Alberto è più coglione, Javier è più saggio. Questa sarebbe l’estrema sintesi. Sì, Alberto ha la mia identità ma non sono io. L’ho fatto sia per facilitare la scrittura sia perché mi piace che il lettore passeggi in quella linea d’ombra del “è lui o non è lui”. Alcune cose sono reali, altre totalmente inventate e altre ancora portate all’accesso. Per esempio non mi sono mai chiuso in bagno con uno sconosciuto un minuto dopo aver ricevuto un regalo dal mio fidanzato, ma è vero che mi sono follemente innamorato di un collega che però non ha mai fatto il conduttore tv.
Il tuo romanzo racconta anche la parabola di una storia d’amore tra due uomini che non possono fare a meno l’uno dell’altro anche se sono irresistibilmente incompatibili. A tuo parere, una storia d’amore omosessuale, affinché funzioni, deve avere una “ricetta” diversa da quella idonea a far funzionare una storia d’amore eterosessuale?
Premessa: trovo che l’amore resti per la mia generazione, quella X, il sentimento più sopravvalutato in assoluto. Insieme al sesso che, grazie a dio, non è un sentimento. Detto questo credo che l’unica ricetta, se esiste una ricetta, è imparare prima a stare soli. Una delle esperienze più felici che la vita ti può dare. La mia psicanalista anni fa mi disse: “Quando incontra qualcuno, incontra una storia, non una persona”. Ecco, forse entrare in quella storia, è la chiave per vivere il rapporto serenamente. Ma per entrare nella storia degli altri, uomini o donne che siano, bisogna prima sporcarsi le mani e attaccare i cocci della propria. Io sono un grande sostenitore della “singletudine” a fini formativi. Sostituire madri e padri con “Amici, complici e amanti” non porta mai da nessuna parte se non sul lettino dello psicologo. Appunto.
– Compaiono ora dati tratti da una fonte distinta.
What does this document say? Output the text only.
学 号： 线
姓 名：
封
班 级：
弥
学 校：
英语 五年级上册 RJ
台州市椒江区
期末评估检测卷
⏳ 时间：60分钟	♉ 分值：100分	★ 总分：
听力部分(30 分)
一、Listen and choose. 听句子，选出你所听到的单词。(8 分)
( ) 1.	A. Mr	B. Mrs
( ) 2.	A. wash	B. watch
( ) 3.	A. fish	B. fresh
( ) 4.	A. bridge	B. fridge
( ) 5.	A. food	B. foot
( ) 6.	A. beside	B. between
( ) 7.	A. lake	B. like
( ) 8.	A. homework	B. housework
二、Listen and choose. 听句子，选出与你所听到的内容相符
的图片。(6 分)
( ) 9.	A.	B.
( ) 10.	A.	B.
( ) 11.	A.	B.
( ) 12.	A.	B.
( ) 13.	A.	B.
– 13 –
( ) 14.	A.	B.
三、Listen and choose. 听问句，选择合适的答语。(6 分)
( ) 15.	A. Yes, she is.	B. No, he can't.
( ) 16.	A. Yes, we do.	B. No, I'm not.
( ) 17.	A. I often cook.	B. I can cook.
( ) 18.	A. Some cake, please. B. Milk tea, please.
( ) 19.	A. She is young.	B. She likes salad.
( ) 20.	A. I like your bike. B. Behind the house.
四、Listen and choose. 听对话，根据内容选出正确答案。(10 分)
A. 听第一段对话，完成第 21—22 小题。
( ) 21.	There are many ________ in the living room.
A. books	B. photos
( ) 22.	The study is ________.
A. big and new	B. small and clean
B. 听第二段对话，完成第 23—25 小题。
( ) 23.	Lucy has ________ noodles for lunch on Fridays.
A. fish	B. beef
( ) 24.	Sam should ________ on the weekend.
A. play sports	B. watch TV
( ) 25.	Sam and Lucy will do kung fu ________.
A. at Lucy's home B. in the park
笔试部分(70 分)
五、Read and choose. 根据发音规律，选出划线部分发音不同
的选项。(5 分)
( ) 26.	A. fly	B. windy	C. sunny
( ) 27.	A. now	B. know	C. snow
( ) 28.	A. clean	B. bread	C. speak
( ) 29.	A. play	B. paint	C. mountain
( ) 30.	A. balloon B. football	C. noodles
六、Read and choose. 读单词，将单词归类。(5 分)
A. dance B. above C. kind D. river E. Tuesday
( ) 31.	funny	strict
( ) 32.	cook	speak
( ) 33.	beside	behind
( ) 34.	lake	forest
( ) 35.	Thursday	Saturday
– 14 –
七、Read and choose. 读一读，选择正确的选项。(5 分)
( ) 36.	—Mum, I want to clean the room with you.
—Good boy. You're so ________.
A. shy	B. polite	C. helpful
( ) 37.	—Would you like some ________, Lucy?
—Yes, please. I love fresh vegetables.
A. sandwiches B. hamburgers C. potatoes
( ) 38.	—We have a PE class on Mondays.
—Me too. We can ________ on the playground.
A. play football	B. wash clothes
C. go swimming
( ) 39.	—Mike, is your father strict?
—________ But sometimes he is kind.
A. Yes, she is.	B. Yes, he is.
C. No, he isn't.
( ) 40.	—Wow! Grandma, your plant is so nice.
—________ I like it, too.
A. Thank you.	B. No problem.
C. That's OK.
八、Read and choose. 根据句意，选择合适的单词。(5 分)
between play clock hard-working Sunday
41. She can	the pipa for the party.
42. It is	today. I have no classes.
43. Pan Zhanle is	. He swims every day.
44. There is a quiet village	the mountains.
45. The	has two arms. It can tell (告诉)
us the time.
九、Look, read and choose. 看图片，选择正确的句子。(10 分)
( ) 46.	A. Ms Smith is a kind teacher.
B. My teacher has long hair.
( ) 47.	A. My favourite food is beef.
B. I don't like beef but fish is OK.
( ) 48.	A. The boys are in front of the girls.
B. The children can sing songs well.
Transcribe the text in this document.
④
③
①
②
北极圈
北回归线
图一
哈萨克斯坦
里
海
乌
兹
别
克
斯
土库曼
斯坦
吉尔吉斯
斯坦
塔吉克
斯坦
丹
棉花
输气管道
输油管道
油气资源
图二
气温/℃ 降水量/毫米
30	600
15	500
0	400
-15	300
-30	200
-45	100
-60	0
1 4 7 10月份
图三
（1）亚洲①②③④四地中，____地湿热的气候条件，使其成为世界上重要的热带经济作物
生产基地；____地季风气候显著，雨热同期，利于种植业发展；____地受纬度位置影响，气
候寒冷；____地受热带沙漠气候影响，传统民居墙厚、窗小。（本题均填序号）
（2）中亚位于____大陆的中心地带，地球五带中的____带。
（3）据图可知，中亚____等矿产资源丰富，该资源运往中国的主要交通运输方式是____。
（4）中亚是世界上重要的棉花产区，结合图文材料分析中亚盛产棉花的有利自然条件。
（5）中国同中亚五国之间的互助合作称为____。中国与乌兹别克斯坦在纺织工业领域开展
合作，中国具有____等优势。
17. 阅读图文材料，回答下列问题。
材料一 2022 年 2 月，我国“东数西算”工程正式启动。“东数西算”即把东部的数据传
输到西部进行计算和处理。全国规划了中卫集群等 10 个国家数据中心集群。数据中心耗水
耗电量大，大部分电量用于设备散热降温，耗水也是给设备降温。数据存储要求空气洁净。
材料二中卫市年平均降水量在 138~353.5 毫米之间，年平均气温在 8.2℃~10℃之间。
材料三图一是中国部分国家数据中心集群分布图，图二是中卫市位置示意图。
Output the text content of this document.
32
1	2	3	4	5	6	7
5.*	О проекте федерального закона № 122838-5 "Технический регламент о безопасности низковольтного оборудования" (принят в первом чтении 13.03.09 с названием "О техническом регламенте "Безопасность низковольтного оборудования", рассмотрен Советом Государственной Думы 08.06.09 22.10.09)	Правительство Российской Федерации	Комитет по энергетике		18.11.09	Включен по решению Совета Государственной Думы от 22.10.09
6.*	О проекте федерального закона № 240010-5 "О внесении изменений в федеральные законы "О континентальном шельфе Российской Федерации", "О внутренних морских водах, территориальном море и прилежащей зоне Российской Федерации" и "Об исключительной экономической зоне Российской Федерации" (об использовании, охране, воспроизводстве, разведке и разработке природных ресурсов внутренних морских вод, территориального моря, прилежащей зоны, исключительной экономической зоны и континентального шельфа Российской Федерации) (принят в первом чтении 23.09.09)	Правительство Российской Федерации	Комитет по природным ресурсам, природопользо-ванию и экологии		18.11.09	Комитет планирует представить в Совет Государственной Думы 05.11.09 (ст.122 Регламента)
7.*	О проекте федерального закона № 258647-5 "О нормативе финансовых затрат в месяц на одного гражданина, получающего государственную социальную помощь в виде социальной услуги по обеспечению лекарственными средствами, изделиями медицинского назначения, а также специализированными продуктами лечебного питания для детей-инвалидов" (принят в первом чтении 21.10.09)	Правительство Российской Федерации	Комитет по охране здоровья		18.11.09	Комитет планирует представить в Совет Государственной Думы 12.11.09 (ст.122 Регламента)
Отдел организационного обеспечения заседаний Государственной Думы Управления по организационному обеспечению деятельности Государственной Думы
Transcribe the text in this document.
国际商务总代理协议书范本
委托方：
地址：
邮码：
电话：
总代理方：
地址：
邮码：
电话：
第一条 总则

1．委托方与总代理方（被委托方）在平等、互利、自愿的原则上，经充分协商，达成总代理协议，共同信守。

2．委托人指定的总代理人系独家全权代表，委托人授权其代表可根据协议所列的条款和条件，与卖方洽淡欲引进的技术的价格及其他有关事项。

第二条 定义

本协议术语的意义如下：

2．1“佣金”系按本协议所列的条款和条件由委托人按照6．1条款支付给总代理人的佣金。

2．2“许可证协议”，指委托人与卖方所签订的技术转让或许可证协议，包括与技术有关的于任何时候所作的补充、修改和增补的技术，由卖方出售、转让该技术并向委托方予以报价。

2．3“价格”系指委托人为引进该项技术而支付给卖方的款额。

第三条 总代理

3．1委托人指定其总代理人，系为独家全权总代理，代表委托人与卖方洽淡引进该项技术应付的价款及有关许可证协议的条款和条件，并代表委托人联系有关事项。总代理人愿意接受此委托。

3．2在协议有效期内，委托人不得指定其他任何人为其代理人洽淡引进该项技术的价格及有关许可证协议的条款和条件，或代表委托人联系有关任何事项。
In esergo al romanzo, citi, tra l’altro, due stralci tratti da romanzi cult della cultura gay degli anni ‘80: Camere separate di P.V. Tondelli e Meno di zero di B.E. Ellis. Perché hai scelto proprio queste citazioni? Che ruolo hanno avuto questi scrittori e questi romanzi nella tua formazione culturale e sentimentale?
Nonostante la mia pessima memoria posso dirti che Pier Vittorio Tondelli è stato il primo autore che ho ordinato nella libreria del paese lacustre in cui sono cresciuto. Il libro era Pao Pao. Siamo nel 1982, io avevo 15 anni. E Bret Easton Ellis non poteva non esserci, per me cresciuto negli anni Ottanta. Credo che di entrambi abbia letto tutti i libri. Camere separate è tuttora il mio romanzo d’amore preferito. Il nome di Leo, l’amico di Alberto in Un milione di fragili intenti non si chiama così a caso (Leo è anche il nome del protagonista del romanzo di Tondelli).
Le frasi in esergo rappresentano pienamente quello che sono io: una persona a cui non piace nulla della propria vita, che ha sempre voluto tutto e che si è sempre dovuta accontentare di qualcosa. Che detto così potrebbe spaventare. Tranquilli anche in questo caso sto esagerando.